Tancos: "Investigação paralela" da PJ Militar foi "completamente ilegal"
A ex-procuradora-geral da República Joana Marques Vidal reiterou hoje que a "investigação paralela" da PJ Militar ao furto do armamento de Tancos foi "completamente ilegal" e insistiu que a competência exclusiva para investigar o crime era da PJ.
© Global Imagens
País Joana Marques Vidal
Joana Marques Vidal depôs hoje como testemunha no julgamento do processo de Tancos, no Tribunal de Santarém, dizendo que "a investigação paralela da Polícia Judiciária Militar [PJM] sem qualquer suporte à direção do inquérito [Ministério Público] era completamente ilegal", justificando que a linha de investigação que estava a ser seguida era a de terrorismo, criminalidade violenta e organizada, "da competência exclusiva da PJ"
Tecendo várias críticas à atuação da PJM neste caso e à atitude do seu ex-diretor e arguido Luis Vieira, a magistrada admitiu, porém, que teria sido desejável que, após a atribuição do processo ao Departamento Central de Investigação e Ação Penal (DCIAP) e à PJ, tivessem sido definidas as regras de colaboração institucional da PJM.

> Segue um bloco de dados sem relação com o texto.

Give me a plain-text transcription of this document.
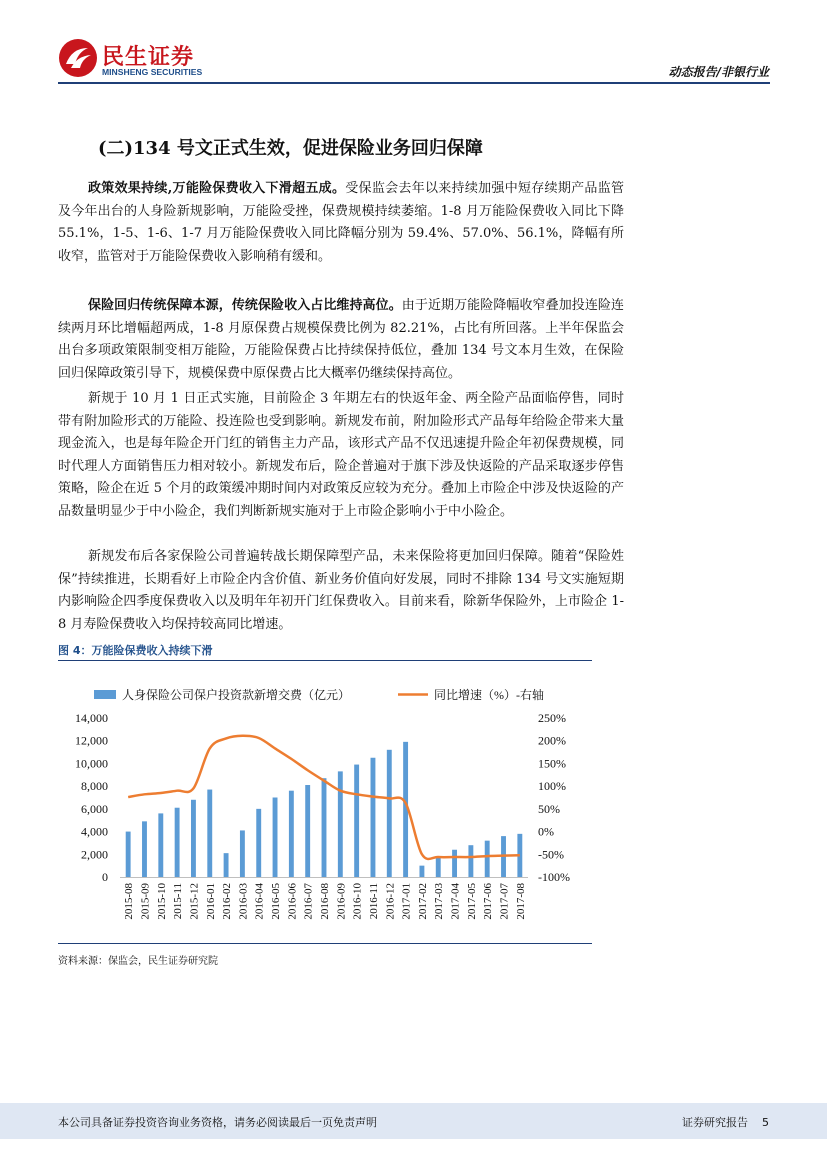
民生证券
MINSHENG SECURITIES	动态报告/非银行业
(二)134 号文正式生效，促进保险业务回归保障

政策效果持续,万能险保费收入下滑超五成。受保监会去年以来持续加强中短存续期产品监管及今年出台的人身险新规影响，万能险受挫，保费规模持续萎缩。1-8 月万能险保费收入同比下降 55.1%，1-5、1-6、1-7 月万能险保费收入同比降幅分别为 59.4%、57.0%、56.1%，降幅有所收窄，监管对于万能险保费收入影响稍有缓和。

保险回归传统保障本源，传统保险收入占比维持高位。由于近期万能险降幅收窄叠加投连险连续两月环比增幅超两成，1-8 月原保费占规模保费比例为 82.21%，占比有所回落。上半年保监会出台多项政策限制变相万能险，万能险保费占比持续保持低位，叠加 134 号文本月生效，在保险回归保障政策引导下，规模保费中原保费占比大概率仍继续保持高位。

新规于 10 月 1 日正式实施，目前险企 3 年期左右的快返年金、两全险产品面临停售，同时带有附加险形式的万能险、投连险也受到影响。新规发布前，附加险形式产品每年给险企带来大量现金流入，也是每年险企开门红的销售主力产品，该形式产品不仅迅速提升险企年初保费规模，同时代理人方面销售压力相对较小。新规发布后，险企普遍对于旗下涉及快返险的产品采取逐步停售策略，险企在近 5 个月的政策缓冲期时间内对政策反应较为充分。叠加上市险企中涉及快返险的产品数量明显少于中小险企，我们判断新规实施对于上市险企影响小于中小险企。

新规发布后各家保险公司普遍转战长期保障型产品，未来保险将更加回归保障。随着“保险姓保”持续推进，长期看好上市险企内含价值、新业务价值向好发展，同时不排除 134 号文实施短期内影响险企四季度保费收入以及明年年初开门红保费收入。目前来看，除新华保险外，上市险企 1-8 月寿险保费收入均保持较高同比增速。

图 4：万能险保费收入持续下滑
人身保险公司保户投资款新增交费（亿元）	同比增速（%）-右轴
14,000
12,000
10,000
8,000
6,000
4,000
2,000
0
250%
200%
150%
100%
50%
0%
-50%
-100%
2015-08 2015-09 2015-10 2015-11 2015-12 2016-01 2016-02 2016-03 2016-04 2016-05 2016-06 2016-07 2016-08 2016-09 2016-10 2016-11 2016-12 2017-01 2017-02 2017-03 2017-04 2017-05 2017-06 2017-07 2017-08
资料来源：保监会，民生证券研究院
本公司具备证券投资咨询业务资格，请务必阅读最后一页免责声明	证券研究报告 5
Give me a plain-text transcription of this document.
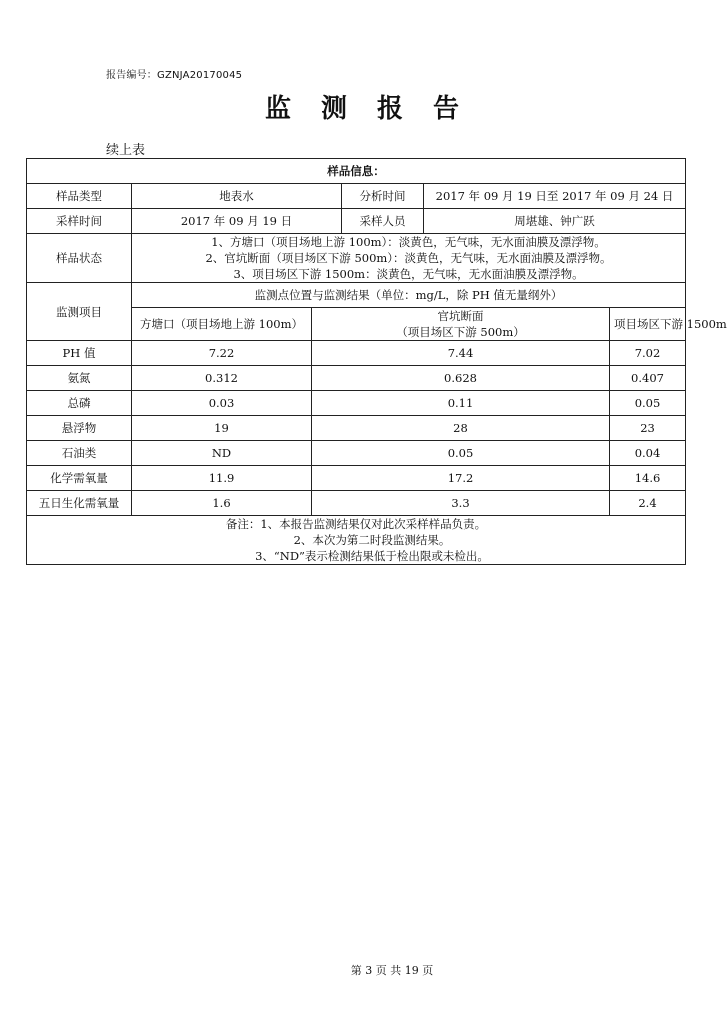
报告编号：GZNJA20170045
监测报告
续上表
样品信息：					
样品类型	地表水		分析时间	2017 年 09 月 19 日至 2017 年 09 月 24 日	
采样时间	2017 年 09 月 19 日		采样人员	周堪雄、钟广跃	
样品状态	1、方塘口（项目场地上游 100m）：淡黄色，无气味，无水面油膜及漂浮物。
2、官坑断面（项目场区下游 500m）：淡黄色，无气味，无水面油膜及漂浮物。
3、项目场区下游 1500m：淡黄色，无气味，无水面油膜及漂浮物。				

监测项目	监测点位置与监测结果（单位：mg/L，除 PH 值无量纲外）				
	方塘口（项目场地上游 100m）	官坑断面
（项目场区下游 500m）			项目场区下游 1500m
PH 值	7.22	7.44			7.02
氨氮	0.312	0.628			0.407
总磷	0.03	0.11			0.05
悬浮物	19	28			23
石油类	ND	0.05			0.04
化学需氧量	11.9	17.2			14.6
五日生化需氧量	1.6	3.3			2.4

备注：1、本报告监测结果仅对此次采样样品负责。
2、本次为第二时段监测结果。
3、“ND”表示检测结果低于检出限或未检出。					
第 3 页 共 19 页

Manifestando a sua posição com base na experiência adquirida, a magistrada foi crítica em relação à atuação da PJM em vários processos, considerando existir uma "deficiência na formação dos seus elementos" e uma deficiente coordenação entre investigadores", devido à exigência de respostas perante as hierarquias, que "pode, por vezes, sobrepor-se à responsabilidades de responder perante as autoridades judiciárias, neste caso ao Ministério Público".
A testemunha defendeu inclusivamente a reformulação da investigação de crimes militares
Joana Marques Vidal partilhou ainda o teor do telefonema (03 de julho de 2017) que teve com o ex-diretor da PJM, quando lhe comunicou que a investigação do furto seria da PJ, dizendo que o coronel teve uma "reação desabrida, exaltada" e se mostrou "inconformado" com a decisão e que ficou com a sensação que "faltava conhecimento sobre os princípios estruturantes do Código de Processo Penal".
A magistrada insistiu que em causa estava criminalidade altamente organizada, eventuais ações terroristas e tráfico internacional de armas e esses crimes são da competência exclusiva da PJ.
"O Ministério Público, eu própria e o diretor do DCIAP estávamos convencidos que entre as linhas de investigação havia uma possibilidade credível que o material fosse usado para atos terroristas", sublinhou.
Em termos temporais, a ex-PGR contou ao tribunal que soube do furto do material militar dos paióis pela comunicações social e que, meses mais tarde, teve conhecimento do achamento do mesmo, na Chamusca, através do diretor do DCIAP que lhe falou do comunicado público da PJM.
"Logo que a PJ Militar recebeu a chamada anónima [que na ocasião era tida como verdadeira] a denunciar o local das armas tinha a obrigação legal de comunicar ao MP", criticou.
Lamentou ainda que, no dia do achamento do material, tenha tentado "insistentemente" falar com Luis Vieira, sem sucesso, atitude que admitiu a ter irritado e que comunicou isso mesmo ao ministro da Defesa, na altura Azeredo Lopes, e também arguido neste processo, a quem chegou mesmo a dizer que a atitude dos elementos da PJM na investigação era passível de procedimento disciplinar.
O processo de Tancos tem 23 arguidos, dez arguidos respondem por associação criminosa, tráfico e mediação de armas e terrorismo, pelo alegado envolvimento no furto do armamento e os restantes 13, entre eles Azeredo Lopes, dois elementos da PJM e vários militares da GNR, sobre a manobra de encenação/encobrimento na recuperação do material ocorrida na região da Chamusca, numa operação que envolveu a PJM, em colaboração com elementos da GNR de Loulé.